The Invitation

I return to the metro station. Sometimes, someone has shared something with me there – though it hasn’t happened of late. At the very least, I can lie down in the dark and sleep, and for a few hours postpone the struggle to keep myself alive.

On the way, I pass an entrance to one of the great hotels on the Gran Vía. It is the hotel bar: the smell of the food hits me like an assault. I do not think – I follow it, like a starving dog. The people in here are cleaner, their faces fuller: hunger hasn’t reshaped them yet. There are eyes on me. I am an outrage, among them. But I am almost beyond shame.

The barman is a thin, wiry man with skin like tanned hide, and an abundant dark moustache – compensation, perhaps, for the sparseness of the hair on his pate. He meets me halfway across the room. ‘You can’t come in here.’

I see how he looks at me, and what he thinks I am. I think of Maria. In this moment, there is very little I wouldn’t do for a meal. I have only the haziest idea of things, but can it be so bad, really? It is just a body, after all.

‘I’m not one of them,’ I say. ‘I came to see if I could get any food.’

‘You can have some food if you can pay for it.’

‘Please,’ I say, ‘I’ll work.’

He shakes his head.

I turn from him, half deliberating as I do whether I can reach out and snatch a bread roll, a fistful of something from a plate. I could be eating it before the barman had time to chase me out. And as I cast about myself, deciding upon my target, I realize that I am being watched.

A man in a pale suit. I can feel his gaze as tangibly as if he has brushed my face with the palm of his hand. I wonder if I should be afraid. He is just on my right – I can make out the blurred shape of him at the corner of my eye. I turn. I look. In doing so I make the connection. I have allowed him in.





19


Early morning, and Hal hopes to have the deck to himself. Perhaps he will lie in the newly risen sun for a while, then go for a swim. There is something exhausting about spending every moment in such close proximity to others, especially for one who has spent the last five years living alone. But when he reaches the top of the steps he sees that he is not the first up.

‘Mr Jacobs.’ Truss is sitting at the dining table, Gaspari opposite him, a chessboard between them.

‘Yes?’

‘I’ve been meaning to thank you. I realize I didn’t get a chance yesterday.’ There is a strange law of diminishing returns, Hal thinks. The more cordial the man is, the less he likes him. He mistrusts his manner entirely. Because even when Truss smiles – especially when – his eyes remain watchful.

‘For what?’

‘Escorting my wife, yesterday, on the hike.’

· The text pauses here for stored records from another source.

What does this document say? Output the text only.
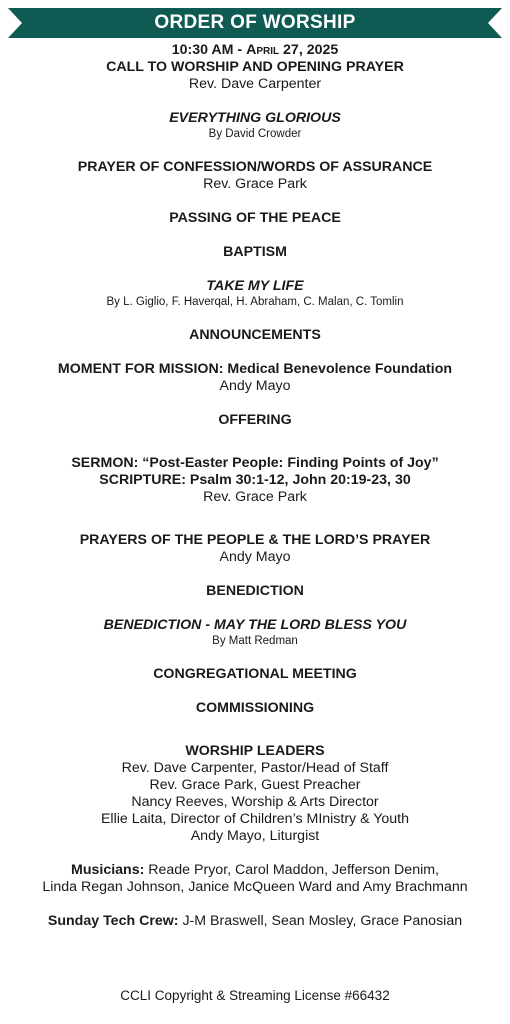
ORDER OF WORSHIP
10:30 AM - April 27, 2025
CALL TO WORSHIP AND OPENING PRAYER
Rev. Dave Carpenter
EVERYTHING GLORIOUS
By David Crowder
PRAYER OF CONFESSION/WORDS OF ASSURANCE
Rev. Grace Park
PASSING OF THE PEACE
BAPTISM
TAKE MY LIFE
By L. Giglio, F. Haverqal, H. Abraham, C. Malan, C. Tomlin
ANNOUNCEMENTS
MOMENT FOR MISSION: Medical Benevolence Foundation
Andy Mayo
OFFERING
SERMON: “Post-Easter People: Finding Points of Joy”
SCRIPTURE: Psalm 30:1-12, John 20:19-23, 30
Rev. Grace Park
PRAYERS OF THE PEOPLE & THE LORD’S PRAYER
Andy Mayo
BENEDICTION
BENEDICTION - MAY THE LORD BLESS YOU
By Matt Redman
CONGREGATIONAL MEETING
COMMISSIONING
WORSHIP LEADERS
Rev. Dave Carpenter, Pastor/Head of Staff
Rev. Grace Park, Guest Preacher
Nancy Reeves, Worship & Arts Director
Ellie Laita, Director of Children’s MInistry & Youth
Andy Mayo, Liturgist
Musicians: Reade Pryor, Carol Maddon, Jefferson Denim,
Linda Regan Johnson, Janice McQueen Ward and Amy Brachmann
Sunday Tech Crew: J-M Braswell, Sean Mosley, Grace Panosian
CCLI Copyright & Streaming License #66432
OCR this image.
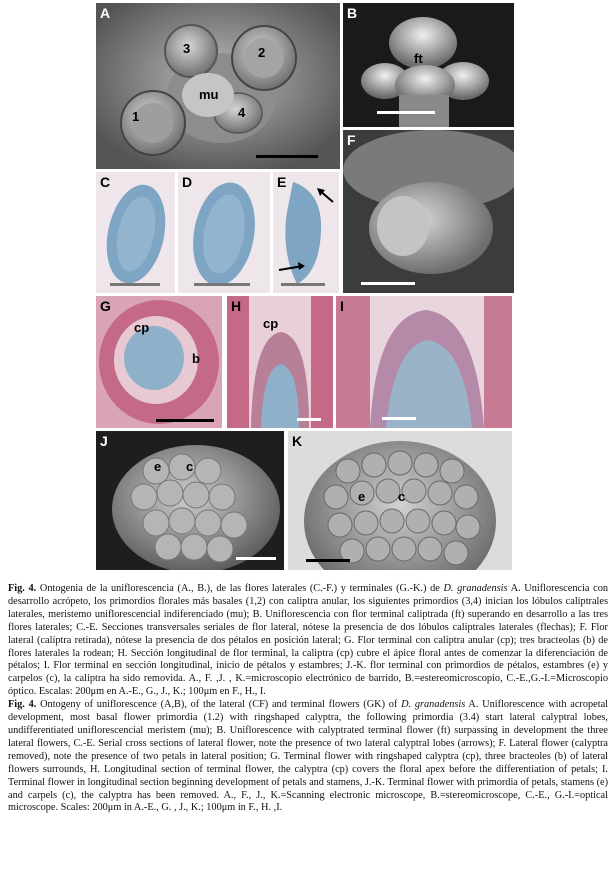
A
1
2
3
4
mu
B
ft
C	D	E
F
G
cp
b
H
cp
I
J
e c
K
e	c

Fig. 4. Ontogenia de la uniflorescencia (A., B.), de las flores laterales (C.-F.) y terminales (G.-K.) de D. granadensis A. Uniflorescencia con desarrollo acrópeto, los primordios florales más basales (1,2) con caliptra anular, los siguientes primordios (3,4) inician los lóbulos caliptrales laterales, meristemo uniflorescencial indiferenciado (mu); B. Uniflorescencia con flor terminal caliptrada (ft) superando en desarrollo a las tres flores laterales; C.-E. Secciones transversales seriales de flor lateral, nótese la presencia de dos lóbulos caliptrales laterales (flechas); F. Flor lateral (calíptra retirada), nótese la presencia de dos pétalos en posición lateral; G. Flor terminal con caliptra anular (cp); tres bracteolas (b) de flores laterales la rodean; H. Sección longitudinal de flor terminal, la caliptra (cp) cubre el ápice floral antes de comenzar la diferenciación de pétalos; I. Flor terminal en sección longitudinal, inicio de pétalos y estambres; J.-K. flor terminal con primordios de pétalos, estambres (e) y carpelos (c), la caliptra ha sido removida. A., F. ,J. , K.=microscopio electrónico de barrido, B.=estereomicroscopio, C.-E.,G.-I.=Microscopio óptico. Escalas: 200μm en A.-E., G., J., K.; 100μm en F., H., I.

Fig. 4. Ontogeny of uniflorescence (A,B), of the lateral (CF) and terminal flowers (GK) of D. granadensis A. Uniflorescence with acropetal development, most basal flower primordia (1.2) with ringshaped calyptra, the following primordia (3.4) start lateral calyptral lobes, undifferentiated uniflorescencial meristem (mu); B. Uniflorescence with calyptrated terminal flower (ft) surpassing in development the three lateral flowers, C.-E. Serial cross sections of lateral flower, note the presence of two lateral calyptral lobes (arrows); F. Lateral flower (calyptra removed), note the presence of two petals in lateral position; G. Terminal flower with ringshaped calyptra (cp), three bracteoles (b) of lateral flowers surrounds, H. Longitudinal section of terminal flower, the calyptra (cp) covers the floral apex before the differentiation of petals; I. Terminal flower in longitudinal section beginning development of petals and stamens, J.-K. Terminal flower with primordia of petals, stamens (e) and carpels (c), the calyptra has been removed. A., F., J., K.=Scanning electronic microscope, B.=stereomicroscope, C.-E., G.-I.=optical microscope. Scales: 200μm in A.-E., G. , J., K.; 100μm in F., H. ,I.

‘Oh,’ Hal says. ‘Well, I didn’t exactly …’

‘She can be very determined about things,’ Truss says, ‘but, as I’m sure you have by now seen, she is also quite frail.’

‘She didn’t seem to be having any difficulty to me,’ Hal says. ‘If anything, I had to keep up with her.’

‘Well,’ Truss says, patient, ‘it might not be obvious to a stranger, but she gets very tired.’

There is something distasteful in his speaking of her as though she were an invalid. Hal doesn’t want to hear any more of it. He nods to the chessboard.

‘Who’s winning?’

‘Oh, we’ve only just started.’

‘And yet,’ Gaspari says, ‘I do not – what is it they say – fancy my chances.’

‘It’s a fine set,’ Hal says, looking closer.

Truss smiles again. ‘Thank you. It’s mine – a travelling one.’ He picks up the white queen and passes her over. Hal studies it. A tiny nude, small enough to fit in the centre of the palm.

‘It’s very fine.’

Truss smiles. ‘Evidently we share the same tastes, you and I. I was there, you know, when they killed the elephant. I have a few other pieces made from the same ivory – but she is my favourite.’

Hal hands the piece back to him.

‘I rather like the idea that this little thing, so pale and refined, has come from some great beast – hulking, shitting, crashing through the forest. You should have seen the blood, too, when we slew it. Rivers of it – very dark, almost black.’

‘Yes,’ Hal says. The piece has suddenly become abhorrent to him: an object of barbarism. He looks at Truss, who is studying the piece minutely, as though he has never seen it before. He has time to observe in more detail the sleek head, the hair combed precisely back from the brow. The short, manicured fingernails, the long elegant fingers. Hal cannot imagine him on a game drive, his clothes covered in dust from the road, sweating in the heat. He does not look like he sweats. But then Hal thinks of the ivory: the violence polished into something benign.